Эти воспоминания поглотили Умэй, как бездонная пучина, и она уснула. Она хотела попросить Кайсиня погасить свечи, но с губ сорвалось лишь невнятное бормотанье.
Кайсинь поднялся и задул огонь. Комната погрузилась во мрак, и только гудящее в жаровне пламя бросало причудливые блики на стены.
Глава 3. День солнечный, последний
В пятый день пятого месяца лунного календаря весь народ Юньнаня высыпал на Солнечный причал, чтобы увидеть состязание гребцов на лодках.
Пурпурная река подобно зеленовато синей змее извивалась по землям провинции. Меж шумных улиц, тянущихся вдоль канала, были перекинуты мостики. Сегодня и они полнились людьми, бойкие детишки перегибались через перила, грозя свалиться в реку прямо на участников торжественного парада.
Одетые в красные и золотые наряды, гребцы синхронно взмахивали веслами, и расписанные всеми возможными цветами лодки в форме драконов скользили по спокойной глади. В хвосте лодки торжественно вытянулись барабанщики. Они отбивали ритм, подобно сердцу, разгонявшему кровь в теле человека, и этому гулкому стуку подчинялся весь экипаж. Удар – взмах весел. Еще удар – взмах. Издалека казалось, что длинный чешуйчатый дракон рассекает воду своими когтями.

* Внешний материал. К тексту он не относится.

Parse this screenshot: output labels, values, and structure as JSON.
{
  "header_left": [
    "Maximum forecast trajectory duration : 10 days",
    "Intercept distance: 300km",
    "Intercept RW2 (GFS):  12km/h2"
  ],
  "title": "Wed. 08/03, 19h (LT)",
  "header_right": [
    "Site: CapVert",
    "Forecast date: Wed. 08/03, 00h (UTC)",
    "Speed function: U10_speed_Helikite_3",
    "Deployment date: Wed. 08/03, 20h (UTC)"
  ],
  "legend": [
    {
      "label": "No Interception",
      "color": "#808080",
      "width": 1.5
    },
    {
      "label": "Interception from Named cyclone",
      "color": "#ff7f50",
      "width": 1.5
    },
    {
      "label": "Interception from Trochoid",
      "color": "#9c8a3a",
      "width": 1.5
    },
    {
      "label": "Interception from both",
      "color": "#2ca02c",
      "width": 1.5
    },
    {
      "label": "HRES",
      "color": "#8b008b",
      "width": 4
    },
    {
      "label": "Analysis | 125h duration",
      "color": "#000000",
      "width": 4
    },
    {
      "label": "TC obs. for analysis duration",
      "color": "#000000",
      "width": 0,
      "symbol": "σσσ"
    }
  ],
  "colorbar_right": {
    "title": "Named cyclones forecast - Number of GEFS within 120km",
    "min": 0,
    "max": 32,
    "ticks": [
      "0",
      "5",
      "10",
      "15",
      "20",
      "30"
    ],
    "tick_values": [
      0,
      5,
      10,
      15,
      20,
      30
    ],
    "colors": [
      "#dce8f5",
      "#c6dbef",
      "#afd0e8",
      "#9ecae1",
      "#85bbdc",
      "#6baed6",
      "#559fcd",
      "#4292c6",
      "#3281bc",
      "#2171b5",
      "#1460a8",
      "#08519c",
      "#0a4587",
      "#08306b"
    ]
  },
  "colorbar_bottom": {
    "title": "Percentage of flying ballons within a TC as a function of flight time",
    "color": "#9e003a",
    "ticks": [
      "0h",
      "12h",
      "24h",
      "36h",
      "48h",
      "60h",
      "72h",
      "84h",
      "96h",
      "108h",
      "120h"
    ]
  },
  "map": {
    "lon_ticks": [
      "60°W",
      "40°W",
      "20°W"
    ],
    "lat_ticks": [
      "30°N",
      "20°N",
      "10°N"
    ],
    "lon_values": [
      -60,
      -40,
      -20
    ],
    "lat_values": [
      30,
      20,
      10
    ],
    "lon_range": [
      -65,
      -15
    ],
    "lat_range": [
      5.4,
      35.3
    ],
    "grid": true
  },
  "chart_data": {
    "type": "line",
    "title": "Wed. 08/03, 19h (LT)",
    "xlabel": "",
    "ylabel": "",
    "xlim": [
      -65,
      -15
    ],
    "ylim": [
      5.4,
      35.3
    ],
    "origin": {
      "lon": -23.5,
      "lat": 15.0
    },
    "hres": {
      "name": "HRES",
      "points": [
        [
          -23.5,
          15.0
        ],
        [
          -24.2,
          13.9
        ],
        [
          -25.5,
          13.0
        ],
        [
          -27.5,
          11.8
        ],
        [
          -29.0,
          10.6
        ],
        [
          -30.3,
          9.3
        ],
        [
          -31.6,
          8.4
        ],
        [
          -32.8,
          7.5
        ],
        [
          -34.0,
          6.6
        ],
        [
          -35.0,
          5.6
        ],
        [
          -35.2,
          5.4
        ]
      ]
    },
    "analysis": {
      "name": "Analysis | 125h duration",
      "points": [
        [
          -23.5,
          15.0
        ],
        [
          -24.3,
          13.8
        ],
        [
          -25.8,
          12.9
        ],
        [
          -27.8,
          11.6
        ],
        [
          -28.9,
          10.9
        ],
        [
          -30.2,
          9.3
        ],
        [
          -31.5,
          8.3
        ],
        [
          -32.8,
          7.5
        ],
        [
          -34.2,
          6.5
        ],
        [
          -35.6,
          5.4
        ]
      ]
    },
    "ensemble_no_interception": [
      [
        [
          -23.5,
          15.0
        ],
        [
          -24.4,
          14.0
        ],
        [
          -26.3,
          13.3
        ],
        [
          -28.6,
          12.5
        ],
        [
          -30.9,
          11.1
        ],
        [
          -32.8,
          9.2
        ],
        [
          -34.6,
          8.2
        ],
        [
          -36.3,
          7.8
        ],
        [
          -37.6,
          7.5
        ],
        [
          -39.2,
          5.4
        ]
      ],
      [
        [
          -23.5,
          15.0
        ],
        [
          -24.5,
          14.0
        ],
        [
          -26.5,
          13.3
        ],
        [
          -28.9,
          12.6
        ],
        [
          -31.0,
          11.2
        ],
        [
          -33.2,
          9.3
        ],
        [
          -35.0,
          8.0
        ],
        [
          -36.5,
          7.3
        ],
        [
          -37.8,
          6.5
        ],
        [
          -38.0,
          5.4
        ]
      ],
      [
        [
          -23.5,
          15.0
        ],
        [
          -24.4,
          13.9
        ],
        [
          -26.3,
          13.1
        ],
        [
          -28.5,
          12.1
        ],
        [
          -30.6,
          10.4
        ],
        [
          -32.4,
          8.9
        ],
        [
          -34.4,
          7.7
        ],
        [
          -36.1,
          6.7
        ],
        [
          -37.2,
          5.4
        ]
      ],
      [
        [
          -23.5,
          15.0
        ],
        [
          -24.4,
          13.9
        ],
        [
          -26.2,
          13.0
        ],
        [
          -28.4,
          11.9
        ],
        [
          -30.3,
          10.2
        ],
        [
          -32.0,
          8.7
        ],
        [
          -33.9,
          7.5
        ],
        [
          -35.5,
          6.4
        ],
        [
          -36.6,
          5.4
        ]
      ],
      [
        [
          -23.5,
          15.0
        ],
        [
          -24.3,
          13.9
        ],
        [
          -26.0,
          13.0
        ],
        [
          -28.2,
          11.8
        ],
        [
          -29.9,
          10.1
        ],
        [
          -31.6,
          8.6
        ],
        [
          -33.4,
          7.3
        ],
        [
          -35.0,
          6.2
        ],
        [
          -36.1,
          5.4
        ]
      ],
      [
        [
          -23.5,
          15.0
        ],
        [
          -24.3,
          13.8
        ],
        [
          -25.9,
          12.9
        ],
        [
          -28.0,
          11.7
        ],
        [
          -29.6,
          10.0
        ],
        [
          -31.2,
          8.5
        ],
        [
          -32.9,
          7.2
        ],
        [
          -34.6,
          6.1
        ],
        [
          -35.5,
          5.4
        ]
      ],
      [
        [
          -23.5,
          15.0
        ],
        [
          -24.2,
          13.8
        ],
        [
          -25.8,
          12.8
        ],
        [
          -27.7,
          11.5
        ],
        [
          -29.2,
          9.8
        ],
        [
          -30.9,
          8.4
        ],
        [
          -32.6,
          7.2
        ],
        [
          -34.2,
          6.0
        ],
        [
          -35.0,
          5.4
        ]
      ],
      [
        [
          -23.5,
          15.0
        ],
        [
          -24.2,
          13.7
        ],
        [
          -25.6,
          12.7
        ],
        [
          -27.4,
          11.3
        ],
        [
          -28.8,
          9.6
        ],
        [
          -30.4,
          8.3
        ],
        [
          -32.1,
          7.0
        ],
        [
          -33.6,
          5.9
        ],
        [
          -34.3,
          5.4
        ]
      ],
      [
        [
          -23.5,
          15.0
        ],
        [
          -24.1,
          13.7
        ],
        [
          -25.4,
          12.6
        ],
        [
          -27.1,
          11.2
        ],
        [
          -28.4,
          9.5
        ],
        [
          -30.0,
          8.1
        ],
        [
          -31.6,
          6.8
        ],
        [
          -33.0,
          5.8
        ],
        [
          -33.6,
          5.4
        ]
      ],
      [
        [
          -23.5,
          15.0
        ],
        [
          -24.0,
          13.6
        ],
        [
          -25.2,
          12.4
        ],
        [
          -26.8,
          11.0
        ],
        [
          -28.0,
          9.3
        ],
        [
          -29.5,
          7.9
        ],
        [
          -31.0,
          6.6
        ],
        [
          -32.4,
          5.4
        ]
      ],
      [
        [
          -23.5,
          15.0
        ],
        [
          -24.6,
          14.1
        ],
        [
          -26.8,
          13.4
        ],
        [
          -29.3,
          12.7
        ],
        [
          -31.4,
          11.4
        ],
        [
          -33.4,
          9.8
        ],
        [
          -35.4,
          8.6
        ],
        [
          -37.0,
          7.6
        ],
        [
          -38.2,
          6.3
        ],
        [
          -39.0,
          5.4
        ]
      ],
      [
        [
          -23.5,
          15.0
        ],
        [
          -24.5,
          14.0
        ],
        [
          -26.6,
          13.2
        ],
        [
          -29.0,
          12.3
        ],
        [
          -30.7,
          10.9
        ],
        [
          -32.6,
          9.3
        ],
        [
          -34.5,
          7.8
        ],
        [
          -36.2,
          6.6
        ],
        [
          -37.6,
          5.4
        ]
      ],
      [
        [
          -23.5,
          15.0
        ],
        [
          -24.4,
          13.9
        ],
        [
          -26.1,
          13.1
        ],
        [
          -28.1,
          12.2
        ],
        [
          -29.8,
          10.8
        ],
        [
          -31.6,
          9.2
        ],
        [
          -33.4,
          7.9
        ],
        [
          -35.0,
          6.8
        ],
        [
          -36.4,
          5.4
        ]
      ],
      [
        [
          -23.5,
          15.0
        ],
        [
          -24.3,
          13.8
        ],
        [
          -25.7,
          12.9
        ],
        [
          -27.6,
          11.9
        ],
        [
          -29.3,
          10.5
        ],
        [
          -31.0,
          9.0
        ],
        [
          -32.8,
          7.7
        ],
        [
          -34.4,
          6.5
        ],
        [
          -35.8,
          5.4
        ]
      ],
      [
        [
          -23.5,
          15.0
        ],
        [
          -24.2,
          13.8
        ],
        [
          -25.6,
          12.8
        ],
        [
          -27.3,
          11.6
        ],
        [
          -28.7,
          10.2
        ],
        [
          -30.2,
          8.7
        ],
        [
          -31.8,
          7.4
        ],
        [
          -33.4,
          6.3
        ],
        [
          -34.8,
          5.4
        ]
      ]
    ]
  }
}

День стоял по-праздничному солнечный. Улицы полнились теплом и запахом цзунцзы – клейкого риса, завернутого в бамбуковый лист.
В провинции Шаньси рек было мало, и предки семьи Шань основали Дворец Уфэн средь горных вершин. Поэтому Умэй, почти не покидавшая дом, никогда не видела праздника Дуаньу.
– Этот рис отвратителен. – проворчал Чжан Юн, сворачивая цзунцзы и пряча в рукавах.
Они брели по неширокой улочке вдоль канала. Сяо Сяо с удовольствием поедала все, что давала ей Умэй, подобно преданной собачонке, готовой и свинец проглотить из рук хозяина. По левую руку от них две драконьих лодки, загруженные по сорок человек каждая, тянули в разные стороны канат. Плеск бешено работающих весел заглушало возбужденное улюлюканье толпы и бой барабанов. Справа выстроились лавки бойких торгашей с горящими предчувствием скорой наживы глазами. Их алчные похвалы товару перекрикивали даже барабаны.
Умэй чувствовала себя так, будто выпила кувшин уксуса. Она ненавидела шумную беснующуюся толпу, но куда больше ярости в ней вызывал собственный внешний вид. Посланные матерью служанки подняли ее до рассвета, чтобы отдраить, причесать и обрядить, как фарфоровую куклу. Мать хотела, чтобы сегодня Умэй «совершенно очаровала господина Ли, да так, чтобы он и думать забыл о существовании других женщин». Умэй покорно кивнула, придержав при себе сомнения относительно своего обаяния.